Nouvelle fracture dans le camp antifasciste, certains, dont l’AFA-PB décident de manifester à Villepinte, bien que cette zone excentrée soit propice à la répression. Le jour J le camp antifasciste se retrouve coupé en deux. La grande manifestation populaire, à l’appel de 65 structures et collectifs comme le soulignent les organisateurs, ne draine finalement qu’un nombre de manifestantes à peine supérieur à celle du 27 novembre.

Constat provisoire : la levée de masse contre le fascisme n’a pas eu lieu, il ne suffit pas de se prévaloir d’être la plus grosse organisation de classe pour réussir une mobilisation. Dans l’antifascisme comme ailleurs le travail de terrain est essentiel et s’en exonérer conduit immanquablement à une mobilisation de témoignage. Le rassemblement de Villepinte aura, lui, été empêché par la répression de l’appareil d’État qui a trouvé des alliés dans les multiples groupes fafs qui se baladent en mode chasseurs. Les seules à tirer leur épingle du jeu : les militantes pourtant très peu radicaux de SOS Racisme – avec toutes les réserves que l’on peut apporter sur leur action spectaculaire.

Ils et elles auront réussi non seulement à gêner un tant soit peu le meeting de Zemmour, mais également à montrer au grand public qu’il draine avec lui le ban et l’arrière-ban de l’extrême droite radicale, laquelle est viscéralement attachée à user de la violence physique contre toutes celles et ceux qui sont désignées comme des ennemies. C’est ça la France que nous promet Zemmour.
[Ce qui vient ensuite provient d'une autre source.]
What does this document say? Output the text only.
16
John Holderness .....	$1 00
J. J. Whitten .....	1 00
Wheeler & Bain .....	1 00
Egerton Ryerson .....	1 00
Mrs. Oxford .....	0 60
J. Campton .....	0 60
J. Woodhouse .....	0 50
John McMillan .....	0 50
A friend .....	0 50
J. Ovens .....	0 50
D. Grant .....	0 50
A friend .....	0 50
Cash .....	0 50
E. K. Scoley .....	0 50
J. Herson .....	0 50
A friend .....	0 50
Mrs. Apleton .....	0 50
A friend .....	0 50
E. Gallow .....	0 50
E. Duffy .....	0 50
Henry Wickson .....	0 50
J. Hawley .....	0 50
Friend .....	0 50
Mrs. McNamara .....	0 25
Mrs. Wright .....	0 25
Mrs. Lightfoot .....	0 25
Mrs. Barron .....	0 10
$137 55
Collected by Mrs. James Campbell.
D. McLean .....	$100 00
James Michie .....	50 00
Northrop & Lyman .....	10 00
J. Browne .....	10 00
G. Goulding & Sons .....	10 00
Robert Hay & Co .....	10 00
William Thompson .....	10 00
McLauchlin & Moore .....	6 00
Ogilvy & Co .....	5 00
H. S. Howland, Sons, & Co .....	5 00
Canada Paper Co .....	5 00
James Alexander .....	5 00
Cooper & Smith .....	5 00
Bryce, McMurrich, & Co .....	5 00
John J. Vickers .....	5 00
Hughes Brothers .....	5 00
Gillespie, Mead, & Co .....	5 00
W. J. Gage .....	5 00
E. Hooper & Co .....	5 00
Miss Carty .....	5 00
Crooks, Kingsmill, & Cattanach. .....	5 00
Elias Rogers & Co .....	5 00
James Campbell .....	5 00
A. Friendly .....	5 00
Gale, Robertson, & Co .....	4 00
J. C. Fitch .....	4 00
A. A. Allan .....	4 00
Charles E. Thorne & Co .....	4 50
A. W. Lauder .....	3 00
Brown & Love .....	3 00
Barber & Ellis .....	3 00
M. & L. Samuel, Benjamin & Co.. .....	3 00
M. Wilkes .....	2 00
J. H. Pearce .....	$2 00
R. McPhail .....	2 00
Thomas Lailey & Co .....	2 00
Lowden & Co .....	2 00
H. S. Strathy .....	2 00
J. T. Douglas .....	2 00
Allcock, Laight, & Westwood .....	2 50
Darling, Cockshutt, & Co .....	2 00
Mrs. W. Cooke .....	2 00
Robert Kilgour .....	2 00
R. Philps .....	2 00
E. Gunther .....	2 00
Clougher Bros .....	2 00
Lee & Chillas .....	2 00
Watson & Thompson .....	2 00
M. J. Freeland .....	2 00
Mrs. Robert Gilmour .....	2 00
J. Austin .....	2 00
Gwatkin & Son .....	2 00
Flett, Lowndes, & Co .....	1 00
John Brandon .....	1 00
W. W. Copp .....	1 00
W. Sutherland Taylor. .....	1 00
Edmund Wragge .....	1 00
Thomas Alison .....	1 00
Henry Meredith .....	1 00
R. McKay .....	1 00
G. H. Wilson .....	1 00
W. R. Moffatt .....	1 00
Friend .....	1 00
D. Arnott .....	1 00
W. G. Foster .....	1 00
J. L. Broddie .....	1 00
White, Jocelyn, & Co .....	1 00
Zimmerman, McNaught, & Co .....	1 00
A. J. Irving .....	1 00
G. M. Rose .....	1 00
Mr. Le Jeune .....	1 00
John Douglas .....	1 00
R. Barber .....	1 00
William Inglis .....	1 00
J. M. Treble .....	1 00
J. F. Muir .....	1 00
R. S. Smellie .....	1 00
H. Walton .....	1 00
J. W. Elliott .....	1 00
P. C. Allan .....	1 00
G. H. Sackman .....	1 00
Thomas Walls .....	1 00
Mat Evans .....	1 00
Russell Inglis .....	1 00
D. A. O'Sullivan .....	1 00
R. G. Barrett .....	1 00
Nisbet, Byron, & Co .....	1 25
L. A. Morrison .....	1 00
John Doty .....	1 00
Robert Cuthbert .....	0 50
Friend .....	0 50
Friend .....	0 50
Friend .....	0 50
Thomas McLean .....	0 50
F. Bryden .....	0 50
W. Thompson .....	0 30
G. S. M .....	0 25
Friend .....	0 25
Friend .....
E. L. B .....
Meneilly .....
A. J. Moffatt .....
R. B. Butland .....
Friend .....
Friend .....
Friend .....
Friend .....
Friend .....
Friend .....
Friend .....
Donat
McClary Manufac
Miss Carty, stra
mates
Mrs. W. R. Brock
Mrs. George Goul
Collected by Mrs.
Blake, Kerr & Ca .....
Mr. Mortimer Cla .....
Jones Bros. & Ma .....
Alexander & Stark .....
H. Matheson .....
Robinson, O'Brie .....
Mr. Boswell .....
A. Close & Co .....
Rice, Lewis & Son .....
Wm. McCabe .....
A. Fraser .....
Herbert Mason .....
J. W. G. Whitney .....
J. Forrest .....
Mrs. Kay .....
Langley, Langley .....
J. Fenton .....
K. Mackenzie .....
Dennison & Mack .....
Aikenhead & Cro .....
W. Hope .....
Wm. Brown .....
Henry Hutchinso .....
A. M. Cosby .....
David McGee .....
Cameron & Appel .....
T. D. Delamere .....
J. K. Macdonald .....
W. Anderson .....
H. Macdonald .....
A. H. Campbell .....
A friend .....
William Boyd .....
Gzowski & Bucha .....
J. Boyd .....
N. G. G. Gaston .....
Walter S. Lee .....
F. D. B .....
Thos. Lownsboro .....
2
Un constat s’impose sur cette dernière séquence : le danger fasciste ne suffit pas ou plus pour mobiliser d’un claquement de doigt, et ce dans tout notre camp social. Cela doit amener toutes les composantes du mouvement antifasciste, non seulement à une certaine humilité, mais, notre organisation comprise, à reprendre très sérieusement le chemin des pratiques et d’une présence antifasciste auprès de notre classe sur les lieux de vie, d’étude et de travail.

Il est plus que crucial qu’en parallèle, nous reprenions sérieusement un travail unitaire, large et clair afin de contrer politiquement dans les têtes et dans la rue la menace qui ne cesse de s’affirmer. Les conséquences logiques de l’appel à l’unitaire et à la massification impliquent nécessairement de se trouver des alliées au-delà des seules libertaires ou militantes de la gauche radicale.

N’attendons pas d’être acculées

L’heure est grave certes, mais il est des raisons d’espérer. Des collectifs antifascistes se constituent partout sur le territoire. Des formations syndicales s’organisent, souvent en intersyndicale sous l’égide de Vigilance et initiatives syndicales antifascistes (Visa). Ne nous y trompons pas, là où le RN/FN s’est implanté par les urnes, les syndicalistes se sont le plus souvent organisées en créant des Visa locaux. N’attendons pas d’être acculées pour réagir.

Dès à présent nous militantes communistes libertaires devons sans relâche agir dans nos syndicats, dans nos collectifs antifascistes, antiracistes, féministes pour repopulariser la lutte antifasciste. Une lutte antifasciste de classe et radicale qui propose un véritable projet de société émancipateur pour toutes. La récente campagne Antiracisme et solidarité peut être un point d’appui important à la rencontre et la convergence de ces forces progressistes contre la fascisation de la société.